Many delay pruning shrubbery until after severe weather passes, so as to see what injury may be done, - but with March all should be finished, - taking care not to trim severely such shrubs as flower out of last year's wood, as for instance, the Wiegela - while such as flower from the spring growth, as the Althaea, Mock Orange, etc, are benefited by cutting back vigorously.
Those which flower from young wood, cut in severely to make new growth vigorous. Tea, China, Bourbon and Noisette roses are of this class. What are called annual flowering roses, as Prairie Queen and so on, require much of last year's wood to make a good show of flowers. Hence, with these, thin out weak wood, and leave all the stronger.
To make handsome, shapely specimens of shrubs, cut them now into the forms you want, and keep them so by pulling out all shoots that grow stronger than the others during the summer season.
Graft trees or shrubs where changed sorts are desirable. Any lady can graft. Cleft grafting is the easiest. Split the stock, cut the scion like a wedge, insert in the split, so that the bark of the stock and scion meets; tie a little bast bark around it, and cover with Trowbridge's grafting wax, and all is done: very simple when it is understood, and not hard to understand.
If flowers have been growing in the ground for many years, new soil does wonders. Rich manure makes plants grow, but they do not always flower well with vigorous growth. If new soil cannot be had, a wheelbarrow of manure to about every fifty square feet will be enough. If the garden earth looks grey or yellow, rotten leaves - quite rotten leaves - will improve it. If heavy, add sand. If very sandy, add salt - about half a pint to fifty square feet. If very black or rich from previous year's manurings, use a little lime, about a pint, slacked, to fifty square feet.

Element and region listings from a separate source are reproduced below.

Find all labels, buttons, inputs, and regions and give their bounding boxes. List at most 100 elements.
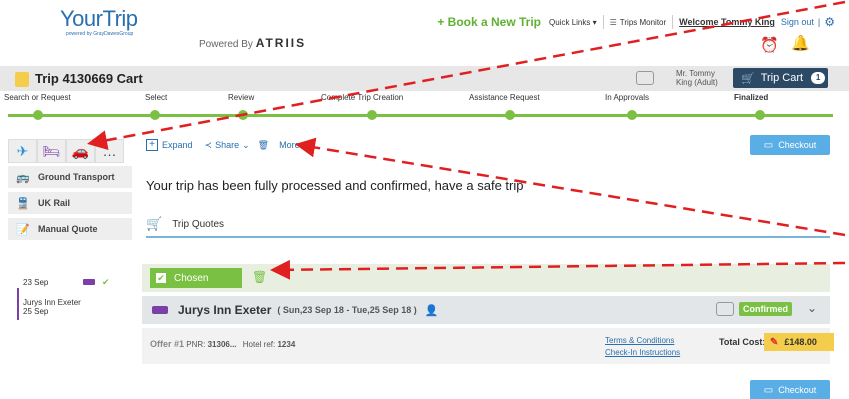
trip-quotes-tab[interactable]: 🛒 Trip Quotes [146,212,830,238]
trip-cart-label: Trip Cart [760,72,804,84]
step-in-approvals: In Approvals [605,93,650,102]
checkout-label: Checkout [778,140,817,150]
step-dot [150,110,160,120]
hotel-booking-row[interactable]: Jurys Inn Exeter ( Sun,23 Sep 18 - Tue,2… [142,296,830,324]
expand-link[interactable]: Expand [162,140,193,150]
logo-text: YourTrip [60,6,138,31]
checkout-icon: ▭ [763,384,774,396]
step-select: Select [145,93,168,102]
more-modes-button[interactable]: … [95,139,124,163]
traveller-line-1: Mr. Tommy [676,69,715,78]
cart-icon: 🛒 [741,72,755,85]
step-review: Review [228,93,255,102]
trips-monitor-link[interactable]: Trips Monitor [620,18,666,27]
alarm-clock-icon[interactable]: ⏰ [760,36,779,54]
step-dot [367,110,377,120]
trip-cart-button[interactable]: 🛒 Trip Cart 1 [733,68,828,88]
sidebar-item-label: UK Rail [38,198,71,208]
chosen-button[interactable]: ✔ Chosen [150,268,242,288]
step-finalized: Finalized [734,93,769,102]
bell-icon[interactable]: 🔔 [791,34,810,52]
hotel-name: Jurys Inn Exeter [178,303,272,317]
offer-label: Offer #1 [150,339,185,349]
step-dot [238,110,248,120]
offer-details: Offer #1 PNR: 31306... Hotel ref: 1234 [150,339,295,349]
trip-quotes-label: Trip Quotes [172,218,225,230]
logo-subtext: powered by GrayDawesGroup [66,31,134,37]
traveller-name: Mr. Tommy King (Adult) [676,69,718,87]
yourtrip-logo[interactable]: YourTrip powered by GrayDawesGroup [60,8,150,38]
more-link[interactable]: More [279,140,300,150]
flight-mode-button[interactable]: ✈ [8,139,37,163]
mini-trip-summary[interactable]: 23 Sep ✔ Jurys Inn Exeter 25 Sep [18,277,133,316]
total-cost-value: £148.00 [784,337,817,347]
car-mode-button[interactable]: 🚗 [66,139,95,163]
mini-trip-start: 23 Sep [23,278,49,287]
step-search-or-request: Search or Request [4,93,71,102]
chevron-down-icon[interactable]: ⌄ [807,301,817,315]
hotel-icon [83,279,95,285]
train-icon: 🚆 [16,197,30,210]
chat-icon[interactable] [716,302,734,316]
chat-icon[interactable] [636,71,654,85]
terms-conditions-link[interactable]: Terms & Conditions [605,335,680,347]
book-new-trip-link[interactable]: + Book a New Trip [437,15,541,29]
traveller-line-2: King (Adult) [676,78,718,87]
trip-document-icon [15,72,29,87]
mini-trip-end: 25 Sep [23,307,49,316]
quick-links-menu[interactable]: Quick Links ▾ [549,18,597,27]
separator-text: | [817,17,821,27]
divider [672,15,674,29]
total-cost-label: Total Cost: [719,337,766,347]
divider [602,15,604,29]
checkout-button-bottom[interactable]: ▭ Checkout [750,380,830,399]
hotel-ref-label: Hotel ref: [242,340,276,349]
manual-quote-icon: 📝 [16,223,30,236]
top-nav: + Book a New Trip Quick Links ▾ ☰ Trips … [437,15,835,29]
share-link[interactable]: Share [215,140,239,150]
welcome-user-link[interactable]: Welcome Tommy King [679,17,775,27]
sidebar-item-manual-quote[interactable]: 📝 Manual Quote [8,218,132,240]
pnr-value: 31306... [207,340,237,349]
sidebar-item-label: Ground Transport [38,172,115,182]
hotel-mode-button[interactable]: 🛏 [37,139,66,163]
checkout-icon: ▭ [763,139,774,151]
checkin-instructions-link[interactable]: Check-In Instructions [605,347,680,359]
step-dot [627,110,637,120]
offer-row: Offer #1 PNR: 31306... Hotel ref: 1234 T… [142,328,834,364]
chosen-label: Chosen [174,272,209,284]
status-badge: Confirmed [739,302,792,316]
expand-icon[interactable]: + [146,139,158,151]
checkout-button-top[interactable]: ▭ Checkout [750,135,830,155]
trip-bar: Trip 4130669 Cart Mr. Tommy King (Adult)… [0,66,849,91]
pnr-label: PNR: [186,340,206,349]
hotel-dates: ( Sun,23 Sep 18 - Tue,25 Sep 18 ) [277,305,417,315]
progress-steps: Search or Request Select Review Complete… [0,92,849,122]
chevron-down-icon[interactable]: ⌄ [242,140,250,151]
powered-by: Powered By ATRIIS [199,36,306,50]
step-assistance-request: Assistance Request [469,93,540,102]
trip-title: Trip 4130669 Cart [35,71,143,86]
gear-icon[interactable]: ⚙ [824,15,835,29]
step-dot [755,110,765,120]
price-tag[interactable]: ✎ £148.00 [764,333,834,351]
checkout-label: Checkout [778,385,817,395]
trash-icon[interactable]: 🗑 [252,270,267,284]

If the garden be full of hardy perennial flowers, do not dig it, but use a fork, and that not deeply.
Dig garden ground only when the soil is warm and dry. Do not be in a hurry, or you may get behind. When a clot of earth will crush to powder as you tread on it, it is time to dig - not before.
If perennial plants have stood three years in one place, separate the stools, replanting one-third, and give the balance to your neighbor who has none.
Box edgings lay we'll now. Make the ground firm and level, plant deep, with tops not more than two inches above ground.
Roll the grass well before the softness of a thaw goes away. It makes all smooth and level.
In planting trees remember our repeated advice to use the pruning knife freely.
The rule for pruning at transplanting is to cut in proportion to apparent injury to roots. If not much the worse for removal, cut but little of the top away. Properly pruned, a good gardener will not have the worst case of a badly dug tree to die under his hands. In a nursery, where these matters are well understood, trees "never die."